20180113

#1842 (Elegia giapponese #9)

Quando si parla di Tokyo usare la metafora dell'alveare o del formicaio non renderebbe onore e giustizia alla sua complessità.
Sarebbe più corretto parlare infatti di una serie di alveari o formicai interconnessi, dove la perfetta organizzazione di ognuna delle varie realtà sincretiche non contrasta e anzi dialoga in un adattamento continuo con quella di tutte le altre.
Ma anche questo paragone è improprio, perché alla struttura funzionale di queste macchine comunicanti si aggiunge e integra quella meno controllabile e fondamentalmente caotica non solo e non tanto del cittadino, che—regolato da leggi etiche e comportamentali di base precise e condivise anche se non scritte—è tutto sommato a sua volta uno di questi sistemi pressoché perfetti, quanto del turista che, a dispetto di quello che dovrebbe essere il suo ruolo—ospite interessato a conoscere una nuova cultura—quasi sempre con molta difficoltà si adegua a sistemi di segni e regole diversi da quelli a cui è avvezzo, generando un'entropia che solo un organismo socio-urbanistico abituato a gestire in ogni istante una quantità enorme di variabili, quale è appunto Tokyo, sarebbe capace di tenera a bada in modo da evitare il collasso.

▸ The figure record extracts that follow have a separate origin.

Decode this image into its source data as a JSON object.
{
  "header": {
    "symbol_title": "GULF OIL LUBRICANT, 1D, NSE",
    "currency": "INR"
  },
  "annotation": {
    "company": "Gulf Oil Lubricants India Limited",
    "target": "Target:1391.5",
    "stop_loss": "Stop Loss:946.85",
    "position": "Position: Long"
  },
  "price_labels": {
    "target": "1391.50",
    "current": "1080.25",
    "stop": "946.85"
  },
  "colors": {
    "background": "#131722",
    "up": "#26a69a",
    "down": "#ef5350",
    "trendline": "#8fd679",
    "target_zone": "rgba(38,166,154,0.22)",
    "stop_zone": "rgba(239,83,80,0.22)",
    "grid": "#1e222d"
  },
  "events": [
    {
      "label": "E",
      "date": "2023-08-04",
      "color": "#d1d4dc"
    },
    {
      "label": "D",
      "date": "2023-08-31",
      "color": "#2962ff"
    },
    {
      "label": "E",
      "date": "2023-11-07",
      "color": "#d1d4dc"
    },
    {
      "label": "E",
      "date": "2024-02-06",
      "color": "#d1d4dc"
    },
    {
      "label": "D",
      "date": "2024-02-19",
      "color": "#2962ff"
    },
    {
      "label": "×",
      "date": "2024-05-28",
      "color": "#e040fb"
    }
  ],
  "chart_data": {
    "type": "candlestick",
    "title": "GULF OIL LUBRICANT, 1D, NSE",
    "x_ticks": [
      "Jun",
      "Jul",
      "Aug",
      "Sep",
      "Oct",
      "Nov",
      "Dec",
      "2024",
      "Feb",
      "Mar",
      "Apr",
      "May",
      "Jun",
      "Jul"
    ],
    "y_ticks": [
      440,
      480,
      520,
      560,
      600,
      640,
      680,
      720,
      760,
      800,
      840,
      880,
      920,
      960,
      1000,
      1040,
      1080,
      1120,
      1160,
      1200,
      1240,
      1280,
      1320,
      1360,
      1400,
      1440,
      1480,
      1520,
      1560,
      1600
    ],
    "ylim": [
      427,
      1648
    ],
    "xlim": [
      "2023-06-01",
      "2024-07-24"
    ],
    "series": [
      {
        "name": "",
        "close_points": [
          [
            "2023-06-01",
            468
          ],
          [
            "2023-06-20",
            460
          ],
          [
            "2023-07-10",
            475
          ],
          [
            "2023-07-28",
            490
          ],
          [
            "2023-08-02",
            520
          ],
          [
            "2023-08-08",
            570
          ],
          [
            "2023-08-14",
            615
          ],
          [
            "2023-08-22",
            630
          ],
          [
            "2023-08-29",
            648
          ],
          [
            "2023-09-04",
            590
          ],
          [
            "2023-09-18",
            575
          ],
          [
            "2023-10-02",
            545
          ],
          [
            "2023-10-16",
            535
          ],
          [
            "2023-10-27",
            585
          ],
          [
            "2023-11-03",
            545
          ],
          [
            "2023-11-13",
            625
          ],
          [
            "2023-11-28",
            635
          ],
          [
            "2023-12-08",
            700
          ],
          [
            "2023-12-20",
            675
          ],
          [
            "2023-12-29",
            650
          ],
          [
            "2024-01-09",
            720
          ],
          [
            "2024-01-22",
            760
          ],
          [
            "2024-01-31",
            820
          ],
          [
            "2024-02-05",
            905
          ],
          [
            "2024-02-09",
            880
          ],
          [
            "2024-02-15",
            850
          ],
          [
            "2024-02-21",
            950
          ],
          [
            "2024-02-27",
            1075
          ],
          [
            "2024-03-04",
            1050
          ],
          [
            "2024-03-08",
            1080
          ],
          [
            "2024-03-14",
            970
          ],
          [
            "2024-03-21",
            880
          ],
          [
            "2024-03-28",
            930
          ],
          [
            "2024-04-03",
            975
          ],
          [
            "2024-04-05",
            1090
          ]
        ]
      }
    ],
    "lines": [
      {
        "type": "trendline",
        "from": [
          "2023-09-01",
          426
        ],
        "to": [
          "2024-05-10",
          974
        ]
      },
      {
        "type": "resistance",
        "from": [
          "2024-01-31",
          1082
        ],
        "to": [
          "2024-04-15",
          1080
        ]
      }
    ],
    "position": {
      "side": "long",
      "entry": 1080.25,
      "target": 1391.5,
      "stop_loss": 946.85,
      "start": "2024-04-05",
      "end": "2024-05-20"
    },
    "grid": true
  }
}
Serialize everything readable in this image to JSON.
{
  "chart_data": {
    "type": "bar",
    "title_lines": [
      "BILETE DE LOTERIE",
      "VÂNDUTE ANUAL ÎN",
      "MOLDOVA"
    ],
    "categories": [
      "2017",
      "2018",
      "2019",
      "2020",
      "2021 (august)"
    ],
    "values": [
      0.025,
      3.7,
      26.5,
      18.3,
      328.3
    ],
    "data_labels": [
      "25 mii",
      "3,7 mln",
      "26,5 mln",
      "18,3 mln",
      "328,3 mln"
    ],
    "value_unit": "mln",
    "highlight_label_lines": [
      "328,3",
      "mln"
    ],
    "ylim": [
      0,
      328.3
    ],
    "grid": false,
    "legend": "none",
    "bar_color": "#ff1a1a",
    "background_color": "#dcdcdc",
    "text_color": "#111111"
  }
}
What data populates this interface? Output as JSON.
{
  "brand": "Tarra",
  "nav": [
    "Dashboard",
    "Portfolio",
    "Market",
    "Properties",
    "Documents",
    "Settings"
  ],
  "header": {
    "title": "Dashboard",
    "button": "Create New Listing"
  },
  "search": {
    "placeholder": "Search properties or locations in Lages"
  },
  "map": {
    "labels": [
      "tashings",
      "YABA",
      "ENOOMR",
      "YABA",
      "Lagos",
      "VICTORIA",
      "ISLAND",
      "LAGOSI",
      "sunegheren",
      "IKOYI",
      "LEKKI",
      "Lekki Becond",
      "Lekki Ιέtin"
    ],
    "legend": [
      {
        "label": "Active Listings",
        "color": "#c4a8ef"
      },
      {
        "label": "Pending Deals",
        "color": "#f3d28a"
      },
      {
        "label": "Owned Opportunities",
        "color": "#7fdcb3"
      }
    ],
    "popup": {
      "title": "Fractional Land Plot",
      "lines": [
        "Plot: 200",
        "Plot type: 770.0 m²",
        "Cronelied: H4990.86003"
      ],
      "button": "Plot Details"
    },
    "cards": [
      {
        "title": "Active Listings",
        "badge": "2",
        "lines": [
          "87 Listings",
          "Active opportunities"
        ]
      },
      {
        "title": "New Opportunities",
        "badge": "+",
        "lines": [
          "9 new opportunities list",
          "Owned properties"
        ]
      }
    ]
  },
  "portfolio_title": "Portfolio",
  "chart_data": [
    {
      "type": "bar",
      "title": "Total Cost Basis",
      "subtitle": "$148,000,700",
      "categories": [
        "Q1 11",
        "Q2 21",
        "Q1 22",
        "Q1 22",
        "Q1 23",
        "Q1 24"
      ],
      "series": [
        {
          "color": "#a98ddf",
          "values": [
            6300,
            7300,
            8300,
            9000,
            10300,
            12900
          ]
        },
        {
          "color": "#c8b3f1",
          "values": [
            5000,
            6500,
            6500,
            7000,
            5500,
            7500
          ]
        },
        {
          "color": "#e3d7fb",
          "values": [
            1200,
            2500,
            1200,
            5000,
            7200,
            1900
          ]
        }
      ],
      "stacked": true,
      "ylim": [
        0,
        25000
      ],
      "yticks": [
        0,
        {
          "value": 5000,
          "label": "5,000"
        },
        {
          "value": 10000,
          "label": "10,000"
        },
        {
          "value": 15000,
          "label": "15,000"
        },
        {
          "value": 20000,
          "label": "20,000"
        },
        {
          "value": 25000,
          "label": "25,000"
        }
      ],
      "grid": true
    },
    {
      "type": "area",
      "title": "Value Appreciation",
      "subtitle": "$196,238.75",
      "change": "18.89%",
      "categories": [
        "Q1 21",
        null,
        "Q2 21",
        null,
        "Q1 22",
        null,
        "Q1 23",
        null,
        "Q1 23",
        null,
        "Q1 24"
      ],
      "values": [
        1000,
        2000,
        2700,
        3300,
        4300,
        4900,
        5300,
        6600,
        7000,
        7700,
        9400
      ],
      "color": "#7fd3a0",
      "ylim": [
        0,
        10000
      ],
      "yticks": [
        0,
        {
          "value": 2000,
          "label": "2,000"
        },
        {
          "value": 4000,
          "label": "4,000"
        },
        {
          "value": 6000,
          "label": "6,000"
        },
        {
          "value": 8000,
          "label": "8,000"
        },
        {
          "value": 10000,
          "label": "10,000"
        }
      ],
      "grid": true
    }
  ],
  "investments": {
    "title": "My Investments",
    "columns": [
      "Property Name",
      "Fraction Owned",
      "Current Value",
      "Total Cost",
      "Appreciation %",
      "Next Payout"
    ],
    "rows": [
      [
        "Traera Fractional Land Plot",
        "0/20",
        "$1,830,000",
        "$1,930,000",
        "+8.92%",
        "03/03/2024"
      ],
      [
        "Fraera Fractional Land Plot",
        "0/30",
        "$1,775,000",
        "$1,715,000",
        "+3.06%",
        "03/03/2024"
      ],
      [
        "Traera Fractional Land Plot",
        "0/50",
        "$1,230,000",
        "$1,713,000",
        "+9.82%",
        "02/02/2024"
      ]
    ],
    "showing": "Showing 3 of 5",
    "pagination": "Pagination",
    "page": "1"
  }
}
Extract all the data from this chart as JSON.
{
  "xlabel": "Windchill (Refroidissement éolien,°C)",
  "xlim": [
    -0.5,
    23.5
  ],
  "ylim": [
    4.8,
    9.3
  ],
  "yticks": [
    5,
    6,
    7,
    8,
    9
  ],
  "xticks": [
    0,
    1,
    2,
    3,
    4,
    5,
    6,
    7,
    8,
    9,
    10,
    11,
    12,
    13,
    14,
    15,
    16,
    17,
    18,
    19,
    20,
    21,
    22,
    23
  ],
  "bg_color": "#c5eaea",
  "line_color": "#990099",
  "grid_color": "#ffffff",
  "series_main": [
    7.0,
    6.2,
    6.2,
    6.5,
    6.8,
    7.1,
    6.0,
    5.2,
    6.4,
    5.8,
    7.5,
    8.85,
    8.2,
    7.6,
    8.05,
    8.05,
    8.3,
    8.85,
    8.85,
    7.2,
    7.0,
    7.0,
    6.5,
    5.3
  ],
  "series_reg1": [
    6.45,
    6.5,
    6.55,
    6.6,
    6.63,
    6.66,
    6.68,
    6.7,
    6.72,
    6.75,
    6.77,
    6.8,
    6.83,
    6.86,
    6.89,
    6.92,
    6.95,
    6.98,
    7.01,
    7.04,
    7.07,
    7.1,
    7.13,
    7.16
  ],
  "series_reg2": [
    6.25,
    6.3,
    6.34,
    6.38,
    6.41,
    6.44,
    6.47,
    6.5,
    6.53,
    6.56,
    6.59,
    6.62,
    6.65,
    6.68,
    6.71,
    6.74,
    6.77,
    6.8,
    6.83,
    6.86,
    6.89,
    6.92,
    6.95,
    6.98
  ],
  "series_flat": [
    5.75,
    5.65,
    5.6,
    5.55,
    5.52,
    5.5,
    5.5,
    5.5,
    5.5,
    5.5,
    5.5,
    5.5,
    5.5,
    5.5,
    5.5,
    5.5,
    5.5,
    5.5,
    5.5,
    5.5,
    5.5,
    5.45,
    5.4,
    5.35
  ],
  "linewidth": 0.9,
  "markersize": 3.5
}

Tokyo sembra anzi sopravvivere proprio grazie a questo equilibrio instabile e perciò flessibile, a questa fluidità che pare essere parte costituente della sua cultura e senza la quale tutto si fermerebbe, crollando sotto al peso della sua stessa complessità.
Forse è tutto sommato più sensato non usare alcuna metafora, e limitarsi piuttosto a constatare che la città è fatta di esseri umani che si comportano non come tutti gli esseri umani ma come una determinata specie, adusa ai forti contrasti tanto da riuscire sempre ad evitare che diventino irrisolvibili contraddizioni.